The increase in cash buyers in Palos Verdes has driven up prices somewhat. The problem will be when the Chinese economy starts to feel the pain of a bubble bursting there, many will pull their money out of their U.S. Real Estate investments. That will increase inventory and drive local prices down.
The article below is from The Financial Times and gives a good picture of where the Chinese economy is likely going.
If you are thinking of selling your property in Palos Verdes, San Marino or other areas popular with foreign buyers…now would be the right time to sell. It seems the writing is on the wall that those areas will decline in value along with trouble in foreign economies.
Property sector slowdown adds to China fears
By Jamil Anderlini in Beijing
A Chinese worker cuts a steel pipe at the Industrial Museum of China, in Shenyang city, Liaoning province, China, 01 November 2013. The Industrial Museum of China covers an area of 80,000 square-meters. It was built and transformed in an old industrial area displaying the history of China’s industrial development.

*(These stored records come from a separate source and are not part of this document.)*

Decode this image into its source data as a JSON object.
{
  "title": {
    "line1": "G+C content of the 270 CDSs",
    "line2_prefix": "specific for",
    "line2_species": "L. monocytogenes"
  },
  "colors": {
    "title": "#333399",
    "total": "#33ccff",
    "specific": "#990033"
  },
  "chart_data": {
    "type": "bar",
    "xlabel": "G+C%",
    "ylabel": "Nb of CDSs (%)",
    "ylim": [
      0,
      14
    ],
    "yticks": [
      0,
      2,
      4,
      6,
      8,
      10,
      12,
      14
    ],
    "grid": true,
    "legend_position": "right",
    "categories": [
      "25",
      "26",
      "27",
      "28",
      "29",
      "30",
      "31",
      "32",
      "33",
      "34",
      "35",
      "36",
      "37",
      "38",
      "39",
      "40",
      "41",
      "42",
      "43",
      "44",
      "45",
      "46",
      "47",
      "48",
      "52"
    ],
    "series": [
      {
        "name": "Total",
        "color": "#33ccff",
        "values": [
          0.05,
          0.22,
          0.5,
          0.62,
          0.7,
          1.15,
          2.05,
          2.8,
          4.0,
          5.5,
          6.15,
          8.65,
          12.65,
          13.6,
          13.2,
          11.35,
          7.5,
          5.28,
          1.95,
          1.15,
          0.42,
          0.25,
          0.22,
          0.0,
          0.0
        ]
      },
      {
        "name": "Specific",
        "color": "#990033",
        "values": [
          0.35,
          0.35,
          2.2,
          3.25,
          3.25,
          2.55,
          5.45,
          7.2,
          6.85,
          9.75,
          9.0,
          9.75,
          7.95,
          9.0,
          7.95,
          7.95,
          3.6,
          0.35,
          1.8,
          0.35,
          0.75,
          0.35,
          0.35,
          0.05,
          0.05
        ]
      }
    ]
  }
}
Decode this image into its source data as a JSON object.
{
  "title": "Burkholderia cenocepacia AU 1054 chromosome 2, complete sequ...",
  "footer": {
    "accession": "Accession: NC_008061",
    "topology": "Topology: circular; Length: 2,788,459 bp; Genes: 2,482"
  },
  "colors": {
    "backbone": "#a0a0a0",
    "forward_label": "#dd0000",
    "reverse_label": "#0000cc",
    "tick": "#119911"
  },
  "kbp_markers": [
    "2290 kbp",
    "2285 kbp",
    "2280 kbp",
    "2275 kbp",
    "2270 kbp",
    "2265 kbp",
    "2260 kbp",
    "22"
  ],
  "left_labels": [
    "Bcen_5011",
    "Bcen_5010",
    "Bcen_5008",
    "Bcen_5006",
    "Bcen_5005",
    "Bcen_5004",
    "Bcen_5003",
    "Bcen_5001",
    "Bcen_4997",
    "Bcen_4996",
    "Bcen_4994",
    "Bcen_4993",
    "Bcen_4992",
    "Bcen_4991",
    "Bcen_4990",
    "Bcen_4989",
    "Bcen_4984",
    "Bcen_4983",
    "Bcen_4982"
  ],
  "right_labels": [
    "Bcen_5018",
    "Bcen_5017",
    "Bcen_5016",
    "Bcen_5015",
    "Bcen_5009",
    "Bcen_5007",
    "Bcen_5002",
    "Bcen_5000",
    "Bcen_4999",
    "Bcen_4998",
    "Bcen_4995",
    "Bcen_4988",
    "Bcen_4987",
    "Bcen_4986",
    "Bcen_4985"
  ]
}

China’s purchasing managers’ index (PMI) for the manufacturing sector rose to 51.4 percent in October 2013 hitting an 18-month new peak since May 2012, the National Bureau of Statistics (NBS) said on 01 November 2013©EPA
China’s economy is sputtering as evidence mounts that a nationwide property bubble is on the point of bursting.
Virtually every indicator for economic growth in China turned down in April as the all-important real estate market saw sales fall 7.8 per cent in renminbi terms in the first four months from the same period a year earlier.
Investment in real estate is the single most important driver of the Chinese economy and a crucial factor in global commodity demand and pricing.
But in the first four months newly started construction projects fell 22.1 per cent compared with a year earlier, according to government figures released on Tuesday.
The sustainability of the Chinese real estate market has become a concern for policy makers everywhere as they start to worry that a property crash in the world’s second-largest economy could ripple round the globe.
The scale of China’s building boom and the country’s reliance on infrastructure investment for growth is unprecedented.
In just two years, from 2011 to 2012, China produced more cement than the US did in the entire 20th century, according to historical data from the US Geological Survey and China’s National Bureau of Statistics.
In an indication of just how exposed China’s economy is to a property downturn, Moody’s Analytics estimates that the building, sale and outfitting of apartments accounted for 23 per cent of Chinese gross domestic product last year.
That is higher than in the US, Spain or Ireland at the peaks of their housing bubbles.
Trouble in Chinese property also has implications for the financial system, in particular the shadow banking sector, which has lent huge amounts to developers and relies on highly priced land for collateral.
“Self-fulfilling expectations of falling house prices, financial difficulties among developers on the back of a highly leveraged economy with huge local government debt, and a fragile financial system with a large shadow banking sector, suggest the risks of a disorderly adjustment [in the Chinese economy] are real and rising,” said Barclays’ chief China economist, Jian Chang.
Partly as a result of slumping real estate investment, growth in China’s industrial production, a measure that correlates closely with gross domestic product, slowed marginally to 8.7 per cent from a year earlier in April.
Retail sales growth also slowed from 12.2 per cent expansion in March to 11.9 per cent in April.
In a worrying sign for western luxury brands that have become more reliant on Chinese demand in recent years, gold, silver and jewellery sales plummeted 30 per cent in April from a year earlier.
Electricity production, a closely watched proxy for economic activity in China, grew at its slowest pace in nearly a year in April, up 4.4 per cent from a year earlier, compared with 6.2 per cent growth in March.
In spite of much discussion of a “mini-stimulus” for China’s economy, Beijing has so far been reluctant to take strong actions to prop up growth.